Herbert Pepperdine spent more than 8 days underground after deadly 1958 bump
The last man to emerge from the ground after the 1958 Springhill mining disaster has died at age 95. An obituary posted Sunday for Herbert Pepperdine stated the former coal miner died Friday in hospital in Springhill, N.S.
“He was just a treasure to the community. He started working in the mines when he was 14 years old and even after ’58, after he was trapped eight-and-a-half days, he works 10 more years in the last working mine that was in Springhill,” said Tony Somers, a tour guide at the Springhill Miners Museum.

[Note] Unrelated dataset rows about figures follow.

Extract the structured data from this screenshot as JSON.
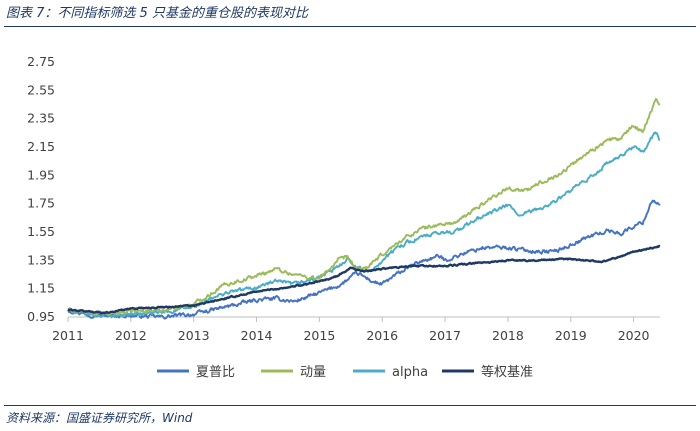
{
  "figure": {
    "title": "图表 7：不同指标筛选 5 只基金的重仓股的表现对比",
    "source": "资料来源：国盛证券研究所，Wind"
  },
  "chart_data": {
    "type": "line",
    "title": "图表 7：不同指标筛选 5 只基金的重仓股的表现对比",
    "xlabel": "",
    "ylabel": "",
    "xlim": [
      2011,
      2020.42
    ],
    "ylim": [
      0.95,
      2.75
    ],
    "yticks": [
      "2.75",
      "2.55",
      "2.35",
      "2.15",
      "1.95",
      "1.75",
      "1.55",
      "1.35",
      "1.15",
      "0.95"
    ],
    "xticks": [
      "2011",
      "2012",
      "2013",
      "2014",
      "2015",
      "2016",
      "2017",
      "2018",
      "2019",
      "2020"
    ],
    "legend_position": "bottom",
    "series": [
      {
        "name": "夏普比",
        "color": "#4472c4",
        "x": [
          2011,
          2011.3,
          2011.6,
          2012,
          2012.5,
          2013,
          2013.5,
          2014,
          2014.3,
          2014.6,
          2015,
          2015.35,
          2015.6,
          2015.85,
          2016,
          2016.3,
          2016.6,
          2016.9,
          2017,
          2017.3,
          2017.6,
          2018,
          2018.3,
          2018.6,
          2018.8,
          2019,
          2019.3,
          2019.6,
          2019.8,
          2020,
          2020.15,
          2020.3,
          2020.42
        ],
        "values": [
          1.0,
          0.97,
          0.96,
          0.96,
          0.95,
          0.97,
          1.02,
          1.07,
          1.08,
          1.06,
          1.12,
          1.18,
          1.26,
          1.2,
          1.18,
          1.27,
          1.34,
          1.38,
          1.35,
          1.4,
          1.44,
          1.44,
          1.42,
          1.41,
          1.42,
          1.46,
          1.52,
          1.56,
          1.54,
          1.59,
          1.62,
          1.78,
          1.74
        ]
      },
      {
        "name": "动量",
        "color": "#9bbb59",
        "x": [
          2011,
          2011.3,
          2011.6,
          2012,
          2012.5,
          2013,
          2013.5,
          2014,
          2014.3,
          2014.6,
          2015,
          2015.3,
          2015.45,
          2015.6,
          2015.8,
          2016,
          2016.3,
          2016.6,
          2016.9,
          2017.2,
          2017.5,
          2017.8,
          2018,
          2018.3,
          2018.6,
          2018.8,
          2019,
          2019.3,
          2019.6,
          2019.8,
          2020,
          2020.15,
          2020.35,
          2020.42
        ],
        "values": [
          1.0,
          0.98,
          0.97,
          0.99,
          1.0,
          1.04,
          1.18,
          1.24,
          1.29,
          1.25,
          1.22,
          1.35,
          1.37,
          1.28,
          1.31,
          1.39,
          1.49,
          1.57,
          1.6,
          1.62,
          1.72,
          1.81,
          1.86,
          1.84,
          1.92,
          1.95,
          2.02,
          2.12,
          2.2,
          2.21,
          2.3,
          2.26,
          2.49,
          2.45
        ]
      },
      {
        "name": "alpha",
        "color": "#4bacc6",
        "x": [
          2011,
          2011.3,
          2011.6,
          2012,
          2012.5,
          2013,
          2013.5,
          2014,
          2014.3,
          2014.6,
          2015,
          2015.3,
          2015.45,
          2015.6,
          2015.8,
          2016,
          2016.3,
          2016.6,
          2016.9,
          2017.2,
          2017.5,
          2017.8,
          2018,
          2018.2,
          2018.4,
          2018.6,
          2018.8,
          2019,
          2019.3,
          2019.6,
          2019.8,
          2020,
          2020.15,
          2020.35,
          2020.42
        ],
        "values": [
          1.0,
          0.97,
          0.96,
          0.97,
          0.98,
          1.02,
          1.12,
          1.16,
          1.2,
          1.18,
          1.23,
          1.3,
          1.37,
          1.3,
          1.27,
          1.35,
          1.46,
          1.51,
          1.54,
          1.56,
          1.64,
          1.7,
          1.74,
          1.66,
          1.7,
          1.73,
          1.78,
          1.84,
          1.93,
          2.04,
          2.08,
          2.16,
          2.11,
          2.26,
          2.2
        ]
      },
      {
        "name": "等权基准",
        "color": "#1f3864",
        "x": [
          2011,
          2011.3,
          2011.6,
          2012,
          2012.5,
          2013,
          2013.5,
          2014,
          2014.5,
          2015,
          2015.3,
          2015.5,
          2015.7,
          2016,
          2016.5,
          2017,
          2017.5,
          2018,
          2018.5,
          2019,
          2019.5,
          2019.8,
          2020,
          2020.2,
          2020.42
        ],
        "values": [
          1.0,
          0.99,
          0.98,
          1.01,
          1.02,
          1.03,
          1.08,
          1.13,
          1.16,
          1.2,
          1.24,
          1.3,
          1.27,
          1.29,
          1.31,
          1.31,
          1.33,
          1.35,
          1.35,
          1.36,
          1.34,
          1.38,
          1.41,
          1.43,
          1.45
        ]
      }
    ]
  }
}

The disaster, known as the bump (like an underground earthquake), occurred Oct. 23, 1958. There were 175 men in the mine at the time; 75 of them were killed. While Pepperdine would occasionally talk about the 1958 disaster, Somers said it wasn’t something he enjoyed.
In a 2008 interview with CBC News, Pepperdine recalled what happened leading up to the bump. “There was a bang in me ears it threw me back quite a ways, my face blew up like a balloon,” Pepperdine told CBC News “And you couldn’t see nothing for stone dust, your light shone through just like a fog.”
He sat in the dark for more than eight days without food or water, with the stench of corpses hanging in the air. “I didn’t think I would last it, I was pretty well gone,” Pepperdine said. “I thought we all had the biscuit but I was laying there and I think the eighth day or so I seen this bright light in my eyes one of the rescue men.”